Public health costs of the Gavin coal-fired power plant
July 30, 2025
The recently-released Private Equity, Public Harm report, outlining the public health impacts caused by emitted air pollutants from private equity-backed fossil fuel infrastructure, found that the General J.M. Gavin coal-fired power plant is the single most harmful facility in the study. The plant is estimated to cause $1.7 billion in human health impacts per year. These human health impacts include heart attacks, hospital admissions, emergency room visits, asthma onset and symptoms, lung cancer, Alzheimer’s Disease, Parkinson’s Disease, strokes, hay fever, cardiac arrests, losses of school days, losses of work days, and deaths.
Graphic: Private Equity, Public Harm report
Gavin has been passed between private equity firms
On July 23, 2025,the Federal Energy Regulatory Commission approved the sale of the Gavin coal plant from Lightstone Generation LLC, a joint venture between the private equity firms Blackstone Group and ArcLight Capital Partners to a third private equity firm, Energy Capital Partners (ECP), which is owned by Bridgepoint Group.
From Ohio to New York, Gavin coal plant has a high public health cost
While a dollar amount will never capture the complexity of the human experience of facing health conditions brought about by pollution, using a standardized measure such as costs can be helpful in quantifying medical treatment, lost productivity, missed school days, and premature deaths.
The Gavin coal plant is the single biggest contributor to ECP’s health impacts.
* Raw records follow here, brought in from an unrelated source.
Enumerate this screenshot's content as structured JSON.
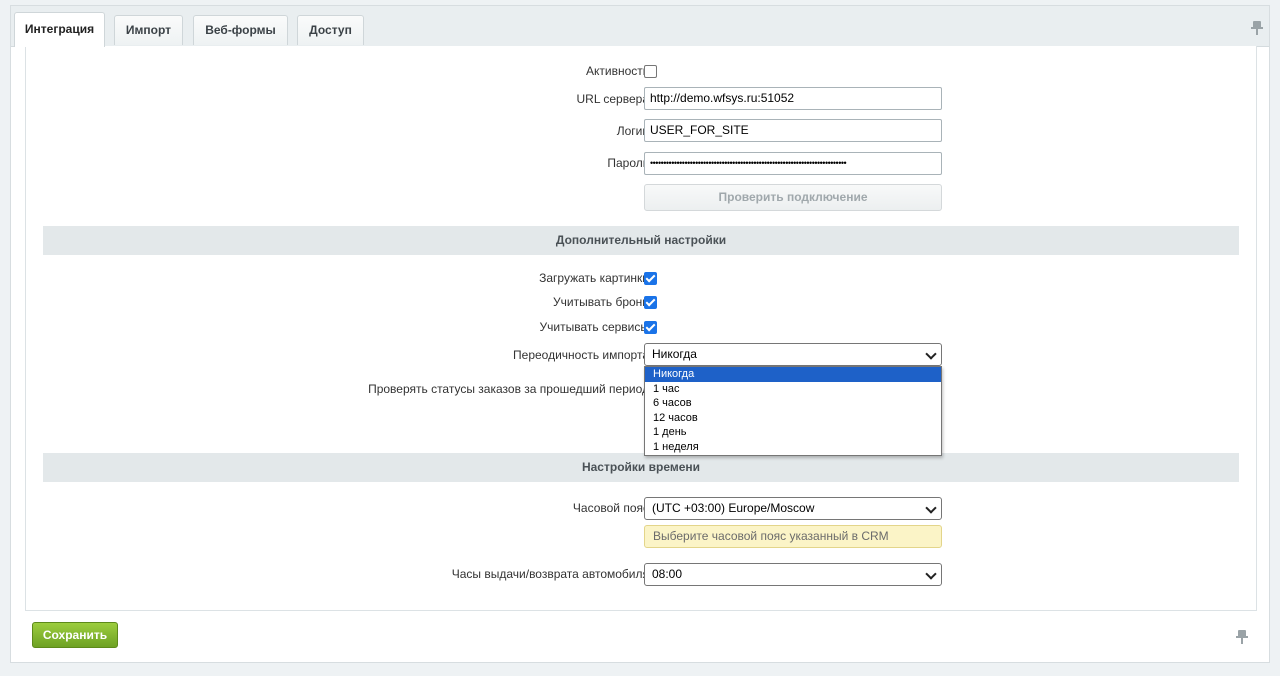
{
  "tabs": [
    {
      "label": "Интеграция",
      "active": true
    },
    {
      "label": "Импорт",
      "active": false
    },
    {
      "label": "Веб-формы",
      "active": false
    },
    {
      "label": "Доступ",
      "active": false
    }
  ],
  "connection": {
    "active_label": "Активность",
    "active_checked": false,
    "url_label": "URL сервера",
    "url_value": "http://demo.wfsys.ru:51052",
    "login_label": "Логин",
    "login_value": "USER_FOR_SITE",
    "password_label": "Пароль",
    "password_value": "••••••••••••••••••••••••••••••••••••••••••••••••••••••••••••••••••••••••••",
    "check_button": "Проверить подключение"
  },
  "additional": {
    "header": "Дополнительный настройки",
    "load_images_label": "Загружать картинки",
    "load_images_checked": true,
    "bookings_label": "Учитывать брони",
    "bookings_checked": true,
    "services_label": "Учитывать сервисы",
    "services_checked": true,
    "import_period_label": "Переодичность импорта",
    "import_period_value": "Никогда",
    "import_period_options": [
      "Никогда",
      "1 час",
      "6 часов",
      "12 часов",
      "1 день",
      "1 неделя"
    ],
    "check_statuses_label": "Проверять статусы заказов за прошедший период"
  },
  "time": {
    "header": "Настройки времени",
    "timezone_label": "Часовой пояс",
    "timezone_value": "(UTC +03:00) Europe/Moscow",
    "timezone_hint": "Выберите часовой пояс указанный в CRM",
    "hours_label": "Часы выдачи/возврата автомобиля",
    "hours_value": "08:00"
  },
  "footer": {
    "save_label": "Сохранить"
  },
  "colors": {
    "checkbox_on": "#1a73e8",
    "save_button": "#7cb32a",
    "selected_option": "#1e61c8",
    "hint_bg": "#fbf4c7"
  }
}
According to the report, emissions from ECP assets nationally are estimated to cause between $1.8 and $3.3 billion in costs related to health impacts] each year. The emissions are estimated to cause 62,000 asthma incidents, 130 emergency room visits, 11,000 lost work days, $15,000 lost school days, and over 200 premature deaths.
Ohio is the state most heavily impacted by ECP’s emissions, with between $350,000,000 and $640,000,000 in health costs per year. Pennsylvania is next, with ECP assets costing residents between $220,000,000 and $390,000,000 per year. Every state is affected by pollution from ECP’s assets.
Within Ohio, ECP’s pollution is estimated to cause 12,000 asthma incidents, 24 emergency room visits, 1,900 missed work days, 2,800 lost school days, and 43 premature deaths. The highest estimated impacts are in the most populous counties. Franklin, Cuyahoga, Summit, and Hamilton Counties have the highest health impacts in Ohio as the four most populous counties in the state.
In Pennsylvania, pollution from ECP’s assets are estimated to cause 6,300 asthma incidents, 14 emergency room visits, 1,000 missed work days, 1,700 lost school days, and 26 premature deaths. The highest costs of health impacts in Pennsylvania from ECP assets are a combination of populous counties – Allegheny and Philadelphia – and counties in the western part of the state – Westmoreland, Washington.
2023 analysis by the Sierra Club shows how the pollution plume extends to the Eastern Seaboard, carrying hazardous particulate matter through the air for hundreds of miles. According to the Sierra Club research, negative health impacts from the Gavin coal plant extend across the northeastern United States, from Illinois to New Jersey and New York to Florida.
Graphic: Sierra Club, Coal Pollution Impacts Explorer
Investors should push Gavin’s owners for a responsible retirement
Energy Capital Partners, the private equity firm seeking to purchase the Gavin coal plant, is owned by private equity firm Bridgepoint. In a September 2023 presentation, Bridgepoint described ECP as “a leading infrastructure fund focusing on electrification, decarbonization, and sustainability-focused investing”. The description of ECP as a “market-leader in electrification, decarbonization and sustainability-focused added value investing” is difficult to square with ECP’s promise in a FERC filing that “the Gavin facility (and the facilities owned by the other Lightstone Public Utilities) will continue to operate for so long as they are legally able to do so on an economic basis.”
Considering the enormous public health costs associated with Gavin, investors with the plant’s current owners – ArcLight and Blackstone – and those with the firm seeking to purchase the plant – Energy Capital Partners and its owner, Bridgepoint – should insist that the owners commit to a responsible retirement plan for the Gavin coal plant by 2028.